I will however choose Option 1 as my model, as what we can see from this data is it requires us to use a lot of independent variables in our model to get an accurate fit.
lm.mod.bosthous <- lm(MEDV ~ CRIM + ZN + CHAS + NOX + RM + AGE + DIS + RAD +
TAX + PTRATIO + B + LSTAT, data = housing)
par(mfrow=c(2,2))
plot(lm.mod.bosthous)
Calculate and comment on the Mallows 𝐶𝑝statistics for the four models taking the full model to be the one with four independent variables. (Reference original worksheet for further details of question)
\[\begin{equation}\label{eq:MallowsCp} Mallow's 𝐶𝑝= (((n-p-1) \hat{\sigma_p^2})/(\hat{\sigma_q^2})) + 2(p+1) - n \end{equation}\]
Where n is the number of patients in the study, p is the number of independent variables in each model, \(\hat{\sigma_p^2}\) is the residuals variance from the small model, and \(\hat{\sigma_q^2}\) is the residuals variance from the full model.

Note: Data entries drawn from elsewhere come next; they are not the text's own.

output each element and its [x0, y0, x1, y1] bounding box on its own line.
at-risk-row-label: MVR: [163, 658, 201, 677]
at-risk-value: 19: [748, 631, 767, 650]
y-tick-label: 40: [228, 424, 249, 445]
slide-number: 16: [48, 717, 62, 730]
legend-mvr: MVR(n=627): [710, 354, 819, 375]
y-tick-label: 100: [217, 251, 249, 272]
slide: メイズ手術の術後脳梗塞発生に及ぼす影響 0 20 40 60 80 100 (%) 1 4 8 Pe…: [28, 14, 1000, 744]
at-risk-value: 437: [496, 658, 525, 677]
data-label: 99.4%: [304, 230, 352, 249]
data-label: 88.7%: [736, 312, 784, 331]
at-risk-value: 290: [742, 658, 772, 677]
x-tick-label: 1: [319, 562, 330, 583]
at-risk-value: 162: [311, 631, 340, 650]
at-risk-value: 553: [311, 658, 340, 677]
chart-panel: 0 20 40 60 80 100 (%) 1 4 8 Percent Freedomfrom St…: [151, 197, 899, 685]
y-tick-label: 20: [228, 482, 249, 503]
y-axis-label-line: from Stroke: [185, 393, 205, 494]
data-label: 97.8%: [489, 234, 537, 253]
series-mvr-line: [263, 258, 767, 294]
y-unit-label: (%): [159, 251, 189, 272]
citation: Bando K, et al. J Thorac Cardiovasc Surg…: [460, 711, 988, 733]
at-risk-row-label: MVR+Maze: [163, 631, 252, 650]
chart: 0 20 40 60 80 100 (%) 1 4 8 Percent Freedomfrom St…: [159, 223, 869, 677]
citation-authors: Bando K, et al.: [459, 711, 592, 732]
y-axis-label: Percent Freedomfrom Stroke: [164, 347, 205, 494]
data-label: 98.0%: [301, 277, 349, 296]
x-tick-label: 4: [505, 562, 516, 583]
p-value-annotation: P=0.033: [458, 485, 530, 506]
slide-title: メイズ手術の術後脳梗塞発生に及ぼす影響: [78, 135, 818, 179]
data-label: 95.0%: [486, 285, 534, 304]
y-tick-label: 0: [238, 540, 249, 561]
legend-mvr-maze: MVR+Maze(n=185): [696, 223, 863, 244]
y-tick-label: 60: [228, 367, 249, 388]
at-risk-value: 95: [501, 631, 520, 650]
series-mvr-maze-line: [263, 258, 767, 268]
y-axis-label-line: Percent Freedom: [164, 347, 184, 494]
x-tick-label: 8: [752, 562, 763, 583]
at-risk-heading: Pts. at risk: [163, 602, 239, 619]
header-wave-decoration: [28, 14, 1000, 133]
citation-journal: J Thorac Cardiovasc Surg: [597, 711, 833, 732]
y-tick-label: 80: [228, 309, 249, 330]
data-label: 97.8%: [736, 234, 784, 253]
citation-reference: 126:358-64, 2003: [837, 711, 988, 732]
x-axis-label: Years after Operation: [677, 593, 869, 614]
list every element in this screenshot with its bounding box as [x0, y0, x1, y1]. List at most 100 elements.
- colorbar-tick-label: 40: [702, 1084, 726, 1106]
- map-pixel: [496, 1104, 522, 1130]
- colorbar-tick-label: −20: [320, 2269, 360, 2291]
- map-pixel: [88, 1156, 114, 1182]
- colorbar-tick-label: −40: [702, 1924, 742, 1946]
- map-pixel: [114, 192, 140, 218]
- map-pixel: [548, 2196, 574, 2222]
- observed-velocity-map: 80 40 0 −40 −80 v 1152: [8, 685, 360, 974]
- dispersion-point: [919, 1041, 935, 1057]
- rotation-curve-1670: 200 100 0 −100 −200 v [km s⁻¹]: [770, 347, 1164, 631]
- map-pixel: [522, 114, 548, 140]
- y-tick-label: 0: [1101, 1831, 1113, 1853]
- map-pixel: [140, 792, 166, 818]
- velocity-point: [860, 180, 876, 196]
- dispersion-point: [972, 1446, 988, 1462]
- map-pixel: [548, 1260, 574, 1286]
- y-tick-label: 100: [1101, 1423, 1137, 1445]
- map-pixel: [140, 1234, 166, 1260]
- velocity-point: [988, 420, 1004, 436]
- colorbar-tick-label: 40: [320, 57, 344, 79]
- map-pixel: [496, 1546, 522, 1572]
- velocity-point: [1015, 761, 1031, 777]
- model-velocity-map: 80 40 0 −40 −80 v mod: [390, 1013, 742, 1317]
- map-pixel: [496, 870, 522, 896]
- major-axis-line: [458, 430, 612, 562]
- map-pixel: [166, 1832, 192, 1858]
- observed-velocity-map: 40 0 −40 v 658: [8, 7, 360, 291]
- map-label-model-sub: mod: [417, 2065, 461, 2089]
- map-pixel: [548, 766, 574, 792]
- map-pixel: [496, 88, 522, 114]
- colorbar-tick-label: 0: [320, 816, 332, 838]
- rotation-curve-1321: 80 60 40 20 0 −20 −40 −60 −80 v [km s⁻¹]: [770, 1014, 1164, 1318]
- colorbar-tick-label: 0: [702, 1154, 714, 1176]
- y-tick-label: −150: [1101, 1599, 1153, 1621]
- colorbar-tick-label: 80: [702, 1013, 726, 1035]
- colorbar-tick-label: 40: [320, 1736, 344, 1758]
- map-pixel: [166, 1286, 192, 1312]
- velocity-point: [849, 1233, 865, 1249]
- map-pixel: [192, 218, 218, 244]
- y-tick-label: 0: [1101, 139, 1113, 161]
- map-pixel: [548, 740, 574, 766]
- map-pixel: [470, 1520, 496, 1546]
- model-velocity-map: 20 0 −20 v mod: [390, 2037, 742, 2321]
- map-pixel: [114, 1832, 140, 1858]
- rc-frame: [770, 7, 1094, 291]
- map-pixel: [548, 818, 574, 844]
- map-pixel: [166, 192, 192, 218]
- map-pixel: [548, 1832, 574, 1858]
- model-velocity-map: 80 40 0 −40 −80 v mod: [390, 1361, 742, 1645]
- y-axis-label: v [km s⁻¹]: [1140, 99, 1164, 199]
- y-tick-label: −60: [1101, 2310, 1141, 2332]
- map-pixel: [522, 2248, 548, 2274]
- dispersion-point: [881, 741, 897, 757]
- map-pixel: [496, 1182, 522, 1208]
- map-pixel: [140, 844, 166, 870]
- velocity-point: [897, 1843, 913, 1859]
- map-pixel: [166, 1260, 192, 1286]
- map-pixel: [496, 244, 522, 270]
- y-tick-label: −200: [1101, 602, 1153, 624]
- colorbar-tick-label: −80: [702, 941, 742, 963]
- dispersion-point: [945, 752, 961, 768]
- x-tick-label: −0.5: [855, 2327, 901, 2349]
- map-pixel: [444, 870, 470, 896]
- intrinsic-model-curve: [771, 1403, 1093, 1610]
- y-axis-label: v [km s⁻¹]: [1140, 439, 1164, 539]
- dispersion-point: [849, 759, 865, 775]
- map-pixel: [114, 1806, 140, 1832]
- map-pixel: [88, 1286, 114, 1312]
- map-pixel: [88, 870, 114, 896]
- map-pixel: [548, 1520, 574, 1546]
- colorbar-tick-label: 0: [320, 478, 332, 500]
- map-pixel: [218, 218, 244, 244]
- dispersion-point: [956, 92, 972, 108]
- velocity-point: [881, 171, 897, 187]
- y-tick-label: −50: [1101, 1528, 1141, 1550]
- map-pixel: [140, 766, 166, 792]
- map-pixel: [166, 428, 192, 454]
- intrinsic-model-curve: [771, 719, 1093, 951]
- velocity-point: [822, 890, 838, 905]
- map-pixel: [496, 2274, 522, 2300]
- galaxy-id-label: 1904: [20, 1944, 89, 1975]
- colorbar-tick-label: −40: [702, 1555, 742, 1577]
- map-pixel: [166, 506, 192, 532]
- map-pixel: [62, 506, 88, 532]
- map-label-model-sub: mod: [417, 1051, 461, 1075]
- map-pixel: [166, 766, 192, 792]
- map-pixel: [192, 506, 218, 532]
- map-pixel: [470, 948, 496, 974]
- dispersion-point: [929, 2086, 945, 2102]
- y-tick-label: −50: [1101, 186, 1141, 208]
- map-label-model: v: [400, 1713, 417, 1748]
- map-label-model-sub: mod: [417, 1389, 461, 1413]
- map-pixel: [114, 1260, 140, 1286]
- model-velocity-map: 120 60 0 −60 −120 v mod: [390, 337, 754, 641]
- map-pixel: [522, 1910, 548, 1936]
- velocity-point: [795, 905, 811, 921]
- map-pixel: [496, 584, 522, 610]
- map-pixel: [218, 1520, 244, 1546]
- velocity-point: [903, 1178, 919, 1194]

For this calculation we had:
n=10
p=4
\(\hat{\sigma_p^2}\) = 2.735
\(\hat{\sigma_q^2}\) = 2.735
This gave us a Mallow’s 𝐶𝑝 of 5.
For this calculation we had:
n=10
p=3
\(\hat{\sigma_p^2}\) = 2.936
\(\hat{\sigma_q^2}\) = 2.735
This gave us a Mallow’s 𝐶𝑝 of 4.9143.
For this calculation we had:
n=10
p=2
\(\hat{\sigma_p^2}\) = 2.719
\(\hat{\sigma_q^2}\) = 2.735
This gave us a Mallow’s 𝐶𝑝 of 2.9183.
For this calculation we had:
n=10
p=1
\(\hat{\sigma_p^2}\) = 5.546
\(\hat{\sigma_q^2}\) = 2.735
This gave us a Mallow’s 𝐶𝑝 of 26.8954.
From these results, the best fit to the full model would either be Incubation 1, 2 or 3, as they all have Mallow’s 𝐶𝑝 less than or equal to 5. Arguably however, the best model would be Incubation 2 as it has the lowest Mallow’s 𝐶𝑝.